Kind and Sutley's first stop today was at Gundersen Lutheran, which is working to become the first health care system in the nation to obtain energy independence, a goal they expect to reach by 2014. Gundersen's Onalaska campus is a model for achieving this ambitious goal across all of their hospitals and clinics. Through a partnership with La Crosse County, Gundersen uses biogas from a local landfill -- piped to an engine on their Onalaska Campus -- for heat and electricity. The engine produces as much energy as the Onalaska Campus consumes, making the multiple building healthcare campus 100 percent energy independent.
"There are some great, local solutions when members of communities partner to focus on the long-term health and well-being of the community," said Jeffrey Thompson, MD, CEO, Gundersen Lutheran. "Our landfill gas-to-energy partnership with La Crosse County is just one example. We were honored to show Ms. Sutley and Rep. Kind what can be accomplished when the government and private organizations work together to achieve a goal."
Kind and Sutley then traveled to Vernon County where they visited a 45 kW anaerobic digester located at a small dairy farm owned by Wayne Peters and his sons, Rory and Roger, in Chaseberg. The digester is currently selling renewable energy to Dairyland Power Cooperative. The 200-cow farm facility is unique in that it represents the first small-scale use of a manure digester system in the region. Typically, "cow power" manure digester plants are designed for large-herd dairy farms of at least 1,000 cows. The Universal Sanitary Equipment Manufacturing Company (USEMCO), based out of Tomah, Wis., developed this digester operation specifically to encompass small-herd operations such as the Peters Farm. The technology behind the digester creates new opportunities for smaller farms to both minimize waste and increase renewable energy production.

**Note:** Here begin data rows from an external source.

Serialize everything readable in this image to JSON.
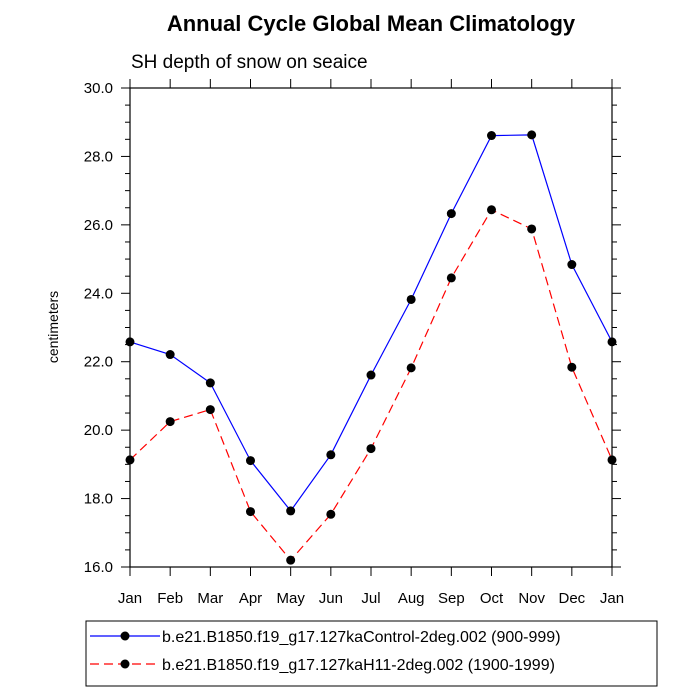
{
  "chart_data": {
    "type": "line",
    "title": "Annual Cycle Global Mean Climatology",
    "subtitle": "SH depth of snow on seaice",
    "xlabel": "",
    "ylabel": "centimeters",
    "categories": [
      "Jan",
      "Feb",
      "Mar",
      "Apr",
      "May",
      "Jun",
      "Jul",
      "Aug",
      "Sep",
      "Oct",
      "Nov",
      "Dec",
      "Jan"
    ],
    "ylim": [
      16.0,
      30.0
    ],
    "yticks": [
      16.0,
      18.0,
      20.0,
      22.0,
      24.0,
      26.0,
      28.0,
      30.0
    ],
    "ytick_labels": [
      "16.0",
      "18.0",
      "20.0",
      "22.0",
      "24.0",
      "26.0",
      "28.0",
      "30.0"
    ],
    "y_minor_step": 0.5,
    "legend_position": "bottom",
    "series": [
      {
        "name": "b.e21.B1850.f19_g17.127kaControl-2deg.002 (900-999)",
        "color": "#0000ff",
        "line_style": "solid",
        "values": [
          22.58,
          22.21,
          21.38,
          19.11,
          17.64,
          19.28,
          21.61,
          23.82,
          26.33,
          28.61,
          28.63,
          24.84,
          22.58
        ]
      },
      {
        "name": "b.e21.B1850.f19_g17.127kaH11-2deg.002 (1900-1999)",
        "color": "#ff0000",
        "line_style": "dashed",
        "values": [
          19.13,
          20.25,
          20.6,
          17.62,
          16.2,
          17.54,
          19.46,
          21.82,
          24.45,
          26.44,
          25.88,
          21.84,
          19.13
        ]
      }
    ]
  }
}
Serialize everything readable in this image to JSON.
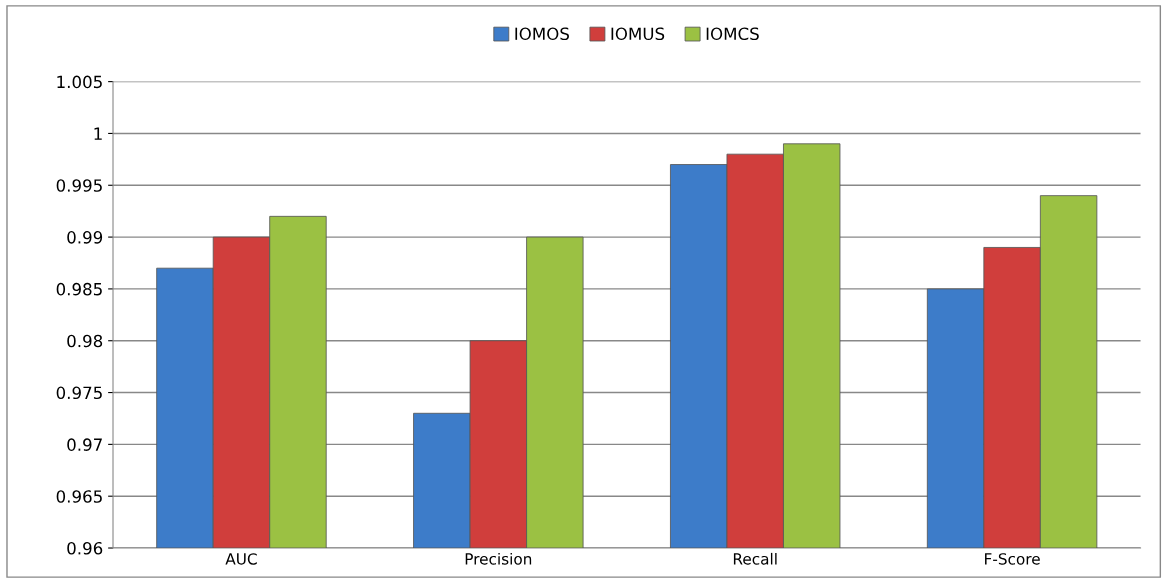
{
  "chart_data": {
    "type": "bar",
    "categories": [
      "AUC",
      "Precision",
      "Recall",
      "F-Score"
    ],
    "series": [
      {
        "name": "IOMOS",
        "color": "#3d7cc9",
        "values": [
          0.987,
          0.973,
          0.997,
          0.985
        ]
      },
      {
        "name": "IOMUS",
        "color": "#d03e3c",
        "values": [
          0.99,
          0.98,
          0.998,
          0.989
        ]
      },
      {
        "name": "IOMCS",
        "color": "#9bc143",
        "values": [
          0.992,
          0.99,
          0.999,
          0.994
        ]
      }
    ],
    "ylim": [
      0.96,
      1.005
    ],
    "yticks": [
      0.96,
      0.965,
      0.97,
      0.975,
      0.98,
      0.985,
      0.99,
      0.995,
      1,
      1.005
    ],
    "grid": "y",
    "legend": "top"
  }
}
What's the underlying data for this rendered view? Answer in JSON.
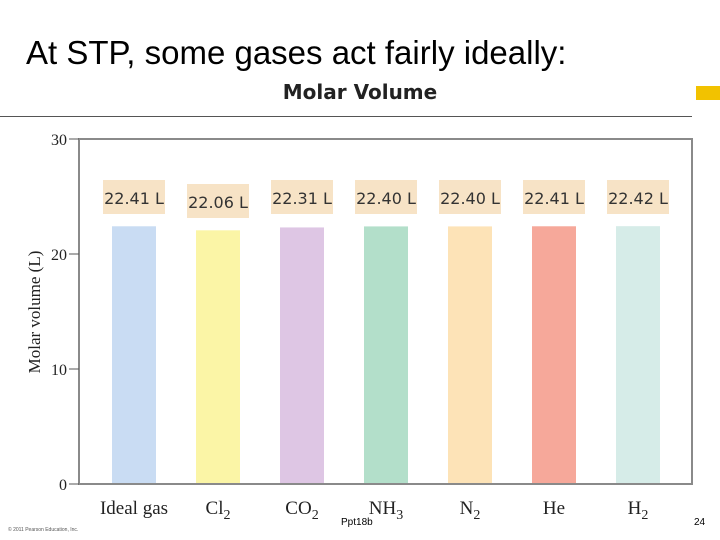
{
  "slide": {
    "title": "At STP, some gases act fairly ideally:",
    "footer": "Ppt18b",
    "page_number": "24",
    "copyright": "© 2011 Pearson Education, Inc."
  },
  "colors": {
    "accent": "#f2c200",
    "plot_border": "#8a8a8a",
    "label_box": "#f7e3c6"
  },
  "chart_data": {
    "type": "bar",
    "title": "Molar Volume",
    "ylabel": "Molar volume (L)",
    "xlabel": "",
    "ylim": [
      0,
      30
    ],
    "yticks": [
      0,
      10,
      20,
      30
    ],
    "grid": false,
    "categories": [
      {
        "base": "Ideal gas",
        "sub": ""
      },
      {
        "base": "Cl",
        "sub": "2"
      },
      {
        "base": "CO",
        "sub": "2"
      },
      {
        "base": "NH",
        "sub": "3"
      },
      {
        "base": "N",
        "sub": "2"
      },
      {
        "base": "He",
        "sub": ""
      },
      {
        "base": "H",
        "sub": "2"
      }
    ],
    "values": [
      22.41,
      22.06,
      22.31,
      22.4,
      22.4,
      22.41,
      22.42
    ],
    "data_labels": [
      "22.41 L",
      "22.06 L",
      "22.31 L",
      "22.40 L",
      "22.40 L",
      "22.41 L",
      "22.42 L"
    ],
    "bar_colors": [
      "#c9dcf3",
      "#fbf5a6",
      "#dec6e4",
      "#b3dfca",
      "#fde3b7",
      "#f6a89a",
      "#d6ece8"
    ]
  }
}
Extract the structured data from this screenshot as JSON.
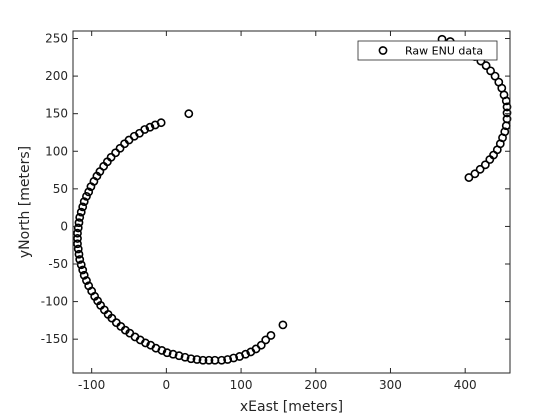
{
  "chart_data": {
    "type": "scatter",
    "xlabel": "xEast [meters]",
    "ylabel": "yNorth [meters]",
    "xlim": [
      -125,
      460
    ],
    "ylim": [
      -195,
      260
    ],
    "xticks": [
      -100,
      0,
      100,
      200,
      300,
      400
    ],
    "yticks": [
      -150,
      -100,
      -50,
      0,
      50,
      100,
      150,
      200,
      250
    ],
    "xtick_labels": [
      "-100",
      "0",
      "100",
      "200",
      "300",
      "400"
    ],
    "ytick_labels": [
      "-150",
      "-100",
      "-50",
      "0",
      "50",
      "100",
      "150",
      "200",
      "250"
    ],
    "grid": false,
    "legend_position": "top-right",
    "marker": "circle-open",
    "colors": {
      "marker": "#000000",
      "axes": "#262626"
    },
    "series": [
      {
        "name": "Raw ENU data",
        "points": [
          [
            -7,
            138
          ],
          [
            -15,
            135
          ],
          [
            -22,
            132
          ],
          [
            -29,
            129
          ],
          [
            -36,
            124
          ],
          [
            -43,
            120
          ],
          [
            -50,
            115
          ],
          [
            -56,
            110
          ],
          [
            -62,
            104
          ],
          [
            -68,
            98
          ],
          [
            -74,
            92
          ],
          [
            -79,
            86
          ],
          [
            -84,
            80
          ],
          [
            -89,
            73
          ],
          [
            -93,
            67
          ],
          [
            -97,
            60
          ],
          [
            -101,
            53
          ],
          [
            -104,
            46
          ],
          [
            -107,
            40
          ],
          [
            -110,
            33
          ],
          [
            -112,
            26
          ],
          [
            -114,
            19
          ],
          [
            -116,
            12
          ],
          [
            -117,
            5
          ],
          [
            -118,
            -2
          ],
          [
            -119,
            -9
          ],
          [
            -119,
            -16
          ],
          [
            -119,
            -23
          ],
          [
            -118,
            -30
          ],
          [
            -117,
            -37
          ],
          [
            -116,
            -44
          ],
          [
            -114,
            -51
          ],
          [
            -112,
            -58
          ],
          [
            -110,
            -65
          ],
          [
            -107,
            -72
          ],
          [
            -104,
            -79
          ],
          [
            -100,
            -86
          ],
          [
            -96,
            -93
          ],
          [
            -92,
            -99
          ],
          [
            -88,
            -105
          ],
          [
            -83,
            -111
          ],
          [
            -78,
            -117
          ],
          [
            -73,
            -122
          ],
          [
            -67,
            -128
          ],
          [
            -61,
            -133
          ],
          [
            -55,
            -138
          ],
          [
            -49,
            -142
          ],
          [
            -42,
            -147
          ],
          [
            -35,
            -151
          ],
          [
            -28,
            -155
          ],
          [
            -21,
            -158
          ],
          [
            -14,
            -162
          ],
          [
            -6,
            -165
          ],
          [
            1,
            -168
          ],
          [
            9,
            -170
          ],
          [
            17,
            -172
          ],
          [
            25,
            -174
          ],
          [
            33,
            -176
          ],
          [
            41,
            -177
          ],
          [
            49,
            -178
          ],
          [
            57,
            -178
          ],
          [
            65,
            -178
          ],
          [
            74,
            -178
          ],
          [
            82,
            -177
          ],
          [
            90,
            -175
          ],
          [
            98,
            -173
          ],
          [
            106,
            -170
          ],
          [
            113,
            -167
          ],
          [
            120,
            -163
          ],
          [
            127,
            -158
          ],
          [
            133,
            -151
          ],
          [
            140,
            -145
          ],
          [
            156,
            -131
          ],
          [
            30,
            150
          ],
          [
            405,
            65
          ],
          [
            413,
            70
          ],
          [
            420,
            76
          ],
          [
            427,
            82
          ],
          [
            433,
            89
          ],
          [
            438,
            95
          ],
          [
            443,
            102
          ],
          [
            447,
            110
          ],
          [
            450,
            118
          ],
          [
            453,
            126
          ],
          [
            455,
            134
          ],
          [
            456,
            143
          ],
          [
            456,
            151
          ],
          [
            456,
            159
          ],
          [
            455,
            167
          ],
          [
            452,
            175
          ],
          [
            449,
            184
          ],
          [
            445,
            192
          ],
          [
            440,
            200
          ],
          [
            434,
            207
          ],
          [
            428,
            214
          ],
          [
            421,
            220
          ],
          [
            413,
            226
          ],
          [
            395,
            240
          ],
          [
            380,
            246
          ],
          [
            369,
            249
          ]
        ]
      }
    ]
  }
}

"Dairyland Power is a national leader in terms of the quantity of on-farm digesters producing renewable energy for our cooperative system. We are pleased to be part of this partnership which produces more renewable power locally while offering great promise for small family-owned farms," said William Berg, President and CEO, Dairyland Power Cooperative.
The tours with Nancy Sutley today were meant to highlight not only local innovative initiatives focused on renewable energy but President Obama's all-of-the-above energy approach that doubles down on clean energy to save money, reduce pollution, and create 21st century American jobs and industries.